MUSA EROĞLU'NA KIZ KAÇIRMA

“4-5 yıl Anadoluyu il, ilçe, bucaklara kadar dolaştık. Gittiğimiz her sinema salonu doluyordu. İki tana Konya oynayan kız, bir türkü söyleyen kız, iki komedyen ve ben, türkü söyleyen kıza üç dört sazcı çalardı. Bu sazcılardan biri Musa Eroğlu’ymuş. Konya oynayanlara Konya çalıyor, türkü okuyanlara türkü çalıyor, böylece Musa ile bir araya gelmiş olduk.

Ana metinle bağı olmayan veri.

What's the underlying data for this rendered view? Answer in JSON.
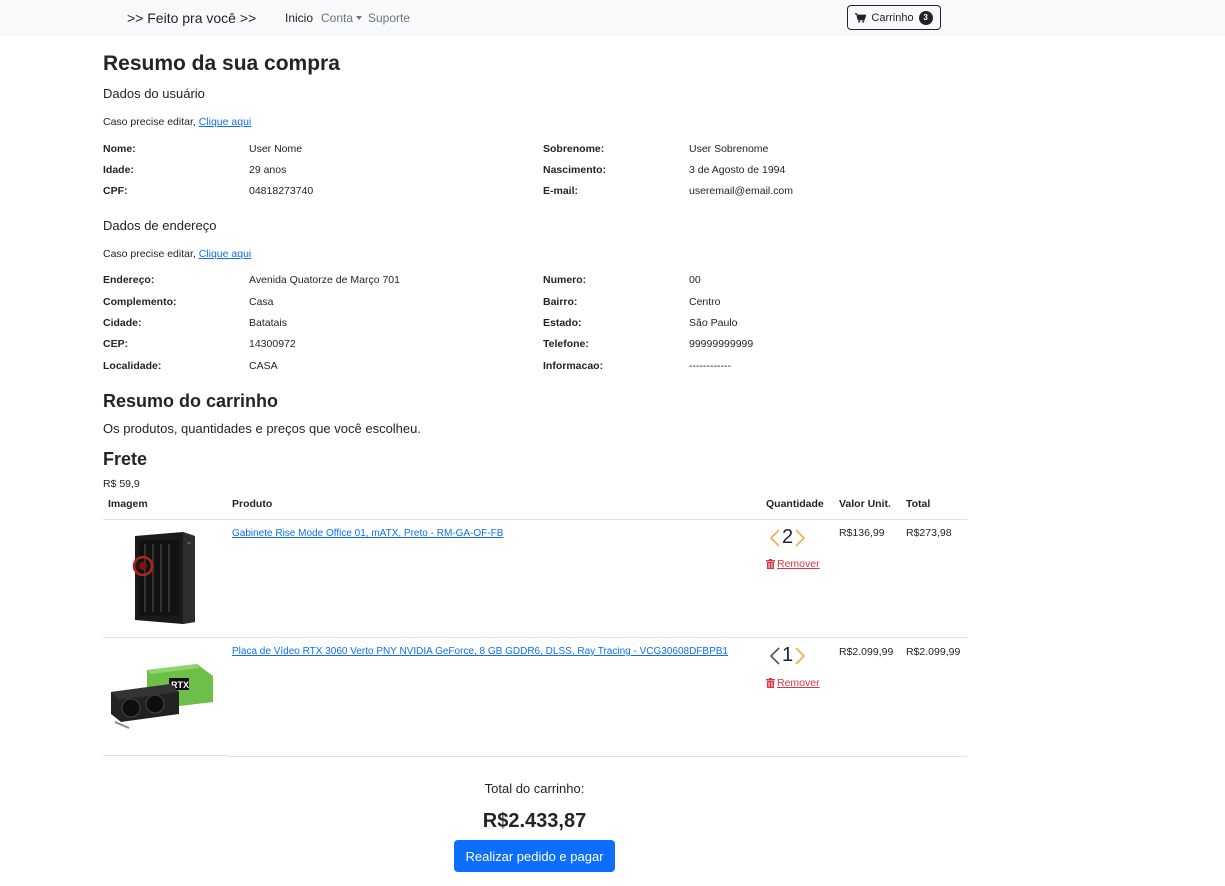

Musa’nın sazı dikkatimi çekti. Memlekette bir sevdiği varmış, bırakmış gelmiş. Akıl verdim buna, madem birbirinizi seviyorsunuz haber sal oraya, ben de dedim sana bir cip tutayım, köyün gediğinde bekle, al gel dedim. Böylece Musa’yı gönderdim, Musa hanımını aldı geldi Ankara’ya. Ankara’da evini kurdu.”

DEDELER

“Dedeler gelirdi köyümüze. Yanında sazı olan olurdu olmayan olurdu. Dedeler insanlar bir araya geldiğinde küsleri barıştırır, birbiriyle kardeş ederdi. Tuzumuz, ekmeğimiz ortak. Senin yoksa benim var, paylaşacağız. Kim kime kusur yapmışsa ona ceza verirlerdi. Dar dediğimiz meydana dikilirdi kusur eden ve kusur edilen. Kusurlu olana ceza verirlerdi, ceza da nedir; durumuna göre bir tavuk keserdi.”

NEDEN OY KULLANMADI

“Hiç oy kullanmadım. İlk oy vermeye giderken de yarı yoldan döndüm. Kendimce bir partiyi yakın buldum. Bir lideri halk düşüncesi olduğu için, gideyim ona rey vereyim dedim. Giderken kimse bunu bilmiyor, ben bu partiye reyi verirsem, öbürlerine içten içe ayrımcılık yapmış olacağım dedim. Peki rey vermezsem ne yaparım, bu ayrımcılık sıkıntısından kurtulmuş olurum. Döndüm geri geldim. Daha da rey vermedim, bundan böyle de vermem.”

ECEVİT

“Bütün liderlere saygım var. Ama halk düşüncesinde, ezilmiş halklar düşüncesinde olan, bunlar için çaba sarfeden, bağırıp çağıran insan olarak, hatta kendini de hep öyle görüp bildiğimiz gibi benim de kendime yakın hissettiğim bir lider; bu Ecevit idi. Ben onun partisine rey vermeye gidiyordum. O sırrımı da ilk defa açıklamış oldum. Bu fakir fukaraları düşünen. Hiçbir taraf olmadım, benim tarafım fakir, fukaradır. Onlar ne taraftaysa ben o taraftayım.”

ATATÜRKÜMÜZ

“Medeniyet bence en üst bir birleşim yeridir. Atatürk’ümüz medeniyet ışığını yaktı. Medeni insan, karşısındakine saygı duyan insan, kendisine de saygı duyan insan demektir. Kendisine saygı duyan insan kendini bilen insandır, kendini bilen insan elin aklıyla gezmez, kendi aklı, kendi mantığı ile yürüyen insandır. Bu okumayla da olur, kendi kendini tanımayla da. Atatürk’ümüzün medeniyet ışığı sönmesin isterim. Kadın-erkek eşitliğini tanıdığı için de saygı duyuyorum ona. Avrupa’da gördüm ki; kadın erkekten güç olarak zayıf olduğu için kadına erkekten daha fazla hak tanınmış. Şurada 40 tane erkek, bir kadın, bir olay olsa, polis kadına sorar, çünkü kadın doğru söylüyor.”